Well, we've always overdubbed bass on a lot of the songs anyway. And, it's kind of odd to have a rock and roll band without a bass player. It can be done, and we've done it, and live there's been a lot of compensation. Warren and Nick tune their guitars differently and the amps have a ton of low end, and I will play the drums a little differently, with just more bottom end, and always having one eye open and trying to fill up the rhythm section and the low frequency spectrum, that even if you don't think about it, you come to want because it's just bound to the music. Bass is... important to have. It's amazing. So we just said, why, what are we doing? Why don't we just get a bass player and tour a bass player?
Maybe a better question would have been, what took you so long to consider adding a bass player?

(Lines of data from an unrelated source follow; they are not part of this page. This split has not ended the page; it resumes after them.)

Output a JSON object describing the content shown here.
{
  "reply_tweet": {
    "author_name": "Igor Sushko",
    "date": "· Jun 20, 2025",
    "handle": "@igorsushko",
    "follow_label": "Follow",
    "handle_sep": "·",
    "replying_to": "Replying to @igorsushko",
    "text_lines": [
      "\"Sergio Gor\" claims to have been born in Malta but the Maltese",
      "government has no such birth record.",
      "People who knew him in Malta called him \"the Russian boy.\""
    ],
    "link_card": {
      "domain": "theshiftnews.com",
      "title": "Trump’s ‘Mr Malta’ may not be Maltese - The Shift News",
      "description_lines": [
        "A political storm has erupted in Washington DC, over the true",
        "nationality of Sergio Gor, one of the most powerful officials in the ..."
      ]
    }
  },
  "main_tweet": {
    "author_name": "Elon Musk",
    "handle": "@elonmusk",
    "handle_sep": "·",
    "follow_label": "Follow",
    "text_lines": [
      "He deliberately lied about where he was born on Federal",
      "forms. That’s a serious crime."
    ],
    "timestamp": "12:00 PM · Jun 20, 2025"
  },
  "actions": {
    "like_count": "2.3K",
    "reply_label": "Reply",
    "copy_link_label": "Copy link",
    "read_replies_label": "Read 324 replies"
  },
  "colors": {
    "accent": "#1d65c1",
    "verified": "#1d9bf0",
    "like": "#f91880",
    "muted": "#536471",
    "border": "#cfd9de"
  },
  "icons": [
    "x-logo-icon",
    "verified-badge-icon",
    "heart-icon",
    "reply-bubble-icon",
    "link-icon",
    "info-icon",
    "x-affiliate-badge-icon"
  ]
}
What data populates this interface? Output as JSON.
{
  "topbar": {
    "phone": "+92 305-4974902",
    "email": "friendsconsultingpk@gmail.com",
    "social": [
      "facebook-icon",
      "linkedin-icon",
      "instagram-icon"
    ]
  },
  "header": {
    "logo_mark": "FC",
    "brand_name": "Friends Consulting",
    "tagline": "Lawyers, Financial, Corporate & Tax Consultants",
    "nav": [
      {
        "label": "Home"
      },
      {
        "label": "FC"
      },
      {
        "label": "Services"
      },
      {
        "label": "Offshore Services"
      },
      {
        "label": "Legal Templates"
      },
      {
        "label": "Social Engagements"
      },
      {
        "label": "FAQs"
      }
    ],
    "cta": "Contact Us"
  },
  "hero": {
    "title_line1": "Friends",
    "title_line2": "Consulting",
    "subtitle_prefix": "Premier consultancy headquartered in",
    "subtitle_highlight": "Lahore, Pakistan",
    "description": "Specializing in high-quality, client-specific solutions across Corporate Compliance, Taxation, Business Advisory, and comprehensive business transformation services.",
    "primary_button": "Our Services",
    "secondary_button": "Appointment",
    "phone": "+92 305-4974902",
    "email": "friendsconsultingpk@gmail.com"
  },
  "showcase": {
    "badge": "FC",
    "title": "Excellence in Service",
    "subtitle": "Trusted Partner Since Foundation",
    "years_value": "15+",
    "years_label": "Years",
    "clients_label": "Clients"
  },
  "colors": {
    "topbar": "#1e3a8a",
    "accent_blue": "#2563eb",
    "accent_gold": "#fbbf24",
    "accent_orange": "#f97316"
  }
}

Yeah. [Laughs] I guess the first we were really happy with just three. We knew what we were doing that it meant that Parc Avenue was so open and it was full of bells and whistles and horns and strings, that just not having a bass was just one other thing that was just sort of missing in trying to recreate the album. Next time around we came closer, we didn't do it for - I don't know. I guess everyone wasn't ready to dive for their own personal reasons, and I think we also didn't do it for economic reasons. This time it was... this music it just needs a bass player... let's get a bass player.
So in your last tour, I saw you in London and you were touring with Karkwa. Was that a good experience?
Yeah. It was amazing. It was amazing playing with those guys. They are so good, they are such an amazing band. London was a particularly crazy night. I don't know, Call The Office was cold, and a couple of things were falling apart, one side of the PA wasn't working.
I remember the mic's were a little sketchy.
Everything was fucked. And you know, we're all used to different things, from big highly functional theatres to bars where everything is falling apart. Karkwa on the other hand are, they don't tour the rest of Canada, they tour in Quebec. In Quebec, they are a really big band, and they play really big rooms. Here they are coming with us in Southern Ontario and playing a real mix of towns and places where they've never been, where they speak and sing in French and most people don't know them, and I think at first they were a little bit thrown off by the whole thing, and then a couple of days in they started to love it. I bumped into the percussionist a couple of months later, and he said that that tour had changed his approach to music. He was like “it's all about the show man, it's not about my monitor right? It's about the show, it's about making it work and thanking people”, and he was so animated about the whole thing. He's right, it's important not to forget that.
Everyone at AP.net thanks you for taking the time to talk with us and we're looking forward to your new release!
Thanks! 'The End of That' was released February 28, 2012.